こういう話をすると、そんなのは時代が違うと思う人がいるかもしれない。でも考えてみてほしい。建築なんで時代が変わっても、機能はそれほど変わっていない。別に動くわけでもないし、飛ぶわけでもない。確かに地震に対して強い建築を作るために免震工法や制震工法などの開発がなされたり、超高層を建てるための構造技術が発達したり、はたまた3次元曲面で成立する有機的な建築の構造解析ができるようになったりの技術進歩はある。でもそんな高度な技術を仕込まなければ建たない住宅なんてないのだ。もっと言えば、高すぎる超高層建築、だからこその免震技術、その一方の増え続ける空き家問題なんて言う順番で考えを進めていくと、本当にそんな技術が必要なのかもちょっと怪しい気もするわけである。

僕たちは工業化という幻想に目がくらんで、あたかもそれが現代社会の標準仕様で正しいもののように思いこまされながらも、その一方で時間の流れを感じる過去から受け継がれた素晴らしいものたちを求めて旅行に行ったりする。そして今の時代にそういうものを作ろうとすると、あまりにもカタログから物を探すという行動に慣れてしまった人たちは、カタログに載っていない過去の自由なモノづくりの中で生まれたようなものを、いったいどこで手に入れたらよいか、いったい誰に作ってもらったらよいかの検討をつけることも出来なくなってしまっている。これは何もクライアントの側だけに言えることではなくって、設計者の側にも浸透してしまっている現代病である。

特にCADを利用して設計をすることに慣れている世代の建築家には、自由な曲線を引くことはとてつもなく難しい作業であると同時に、それをしてしまえば建築コストがとてつもなく上がってしまうとの恐怖感すら感じるのである。
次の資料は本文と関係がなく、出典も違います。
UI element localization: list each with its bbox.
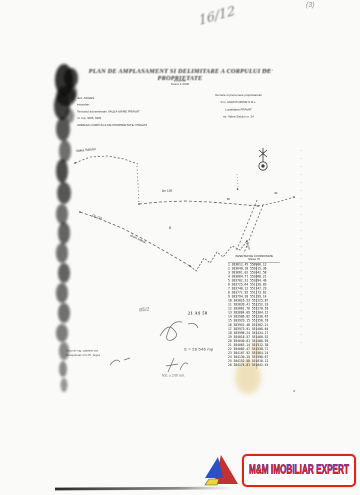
parcel-id-label: 21 AS 58 [188,311,233,316]
road-label: De 122 [92,213,103,221]
road-label: Bl [227,197,230,201]
road-label: 40 [274,191,278,195]
road-label: Drum [245,242,252,251]
agency-logo-triangle-icon [202,453,240,487]
ink-smudge-band [54,64,78,392]
parcel-boundary-lines [75,156,294,271]
road-label: De 135 [162,189,173,193]
scanned-cadastral-document: (3) 16/12 PLAN DE AMPLASAMENT SI DELIMIT… [0,0,360,495]
cadastral-map: Valea Satului De 135 Bl 40 De 122 drum s… [0,0,360,495]
table-column-divider [256,264,257,369]
agency-name-box: M&M IMOBILIAR EXPERT [242,454,356,487]
table-subtitle: Stereo 70 [228,258,280,261]
road-label: drum satesc [130,233,148,244]
agency-name-text: M&M IMOBILIAR EXPERT [249,461,349,476]
footer-left-notes: Intocmit: ing. cadastru aut.Receptionat:… [66,349,131,358]
boundary-point-markers [74,162,295,267]
footer-center-note: N.E. ± 2.00 n.m. [162,374,247,378]
edge-mark: a [293,388,296,393]
coordinate-table: INVENTAR DE COORDONATE Stereo 70 1 38361… [228,255,284,368]
creek-label: Valea Satului [76,147,96,153]
north-arrow-icon [259,148,267,170]
parcel-number-label: 6 [169,226,171,230]
scan-bottom-streak [55,488,232,489]
footer-line: Receptionat: O.C.P.I. Arges [66,354,131,359]
coordinate-table-header: INVENTAR DE COORDONATE Stereo 70 [228,255,280,262]
agency-watermark: M&M IMOBILIAR EXPERT [202,453,356,487]
agency-name-svg: M&M IMOBILIAR EXPERT [246,457,352,479]
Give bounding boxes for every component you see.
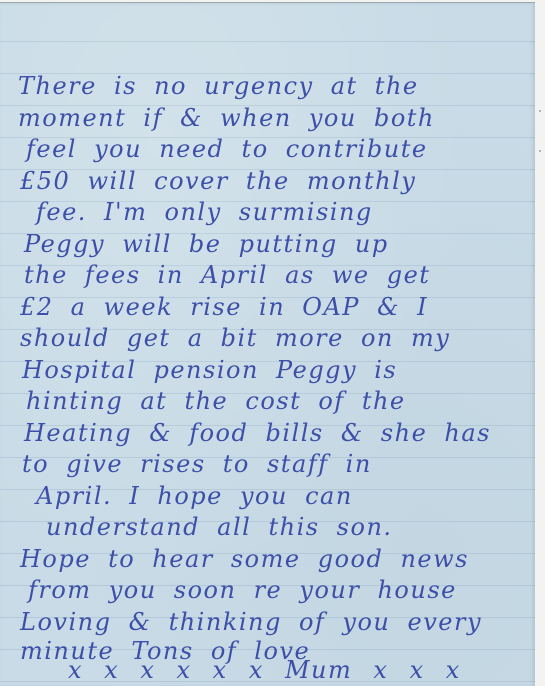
letter-line: should get a bit more on my bbox=[20, 323, 528, 355]
letter-line: from you soon re your house bbox=[28, 575, 528, 607]
letter-line: £50 will cover the monthly bbox=[20, 166, 528, 198]
letter-signature-kisses: x x x x x x Mum x x x bbox=[68, 660, 528, 684]
scanned-page: There is no urgency at the moment if & w… bbox=[0, 0, 545, 686]
letter-line: hinting at the cost of the bbox=[26, 386, 528, 418]
letter-line: April. I hope you can bbox=[36, 481, 528, 513]
letter-line: moment if & when you both bbox=[18, 103, 528, 135]
scan-speck bbox=[539, 110, 541, 112]
letter-line: Hospital pension Peggy is bbox=[22, 355, 528, 387]
letter-body: There is no urgency at the moment if & w… bbox=[18, 71, 528, 684]
letter-line: the fees in April as we get bbox=[24, 260, 528, 292]
letter-line: Heating & food bills & she has bbox=[24, 418, 528, 450]
letter-line: understand all this son. bbox=[46, 512, 528, 544]
letter-line: There is no urgency at the bbox=[18, 71, 528, 103]
scan-speck bbox=[539, 150, 541, 152]
letter-line: to give rises to staff in bbox=[22, 449, 528, 481]
letter-line: fee. I'm only surmising bbox=[36, 197, 528, 229]
lined-notepaper: There is no urgency at the moment if & w… bbox=[0, 2, 535, 686]
letter-line: feel you need to contribute bbox=[26, 134, 528, 166]
letter-line: Hope to hear some good news bbox=[20, 544, 528, 576]
letter-line: £2 a week rise in OAP & I bbox=[20, 292, 528, 324]
letter-line: Peggy will be putting up bbox=[24, 229, 528, 261]
letter-line: Loving & thinking of you every bbox=[20, 607, 528, 639]
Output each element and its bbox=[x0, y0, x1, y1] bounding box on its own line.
僕はそういう環境を少しでも何とかしたいと思っている。だからこそ手仕事を大切にしている作家さん達とも交流しているし、川口の街工場の社長さん達とも交流している。実は、モノづくりの精神を持った人たちは身近にいるのだ。その人たちとの交流の中で自由な家づくりを進めるためにも、建築家が工務店機能を兼ね備える、つまりデザインする人と作り手が近くにいることが大切だと思うのである。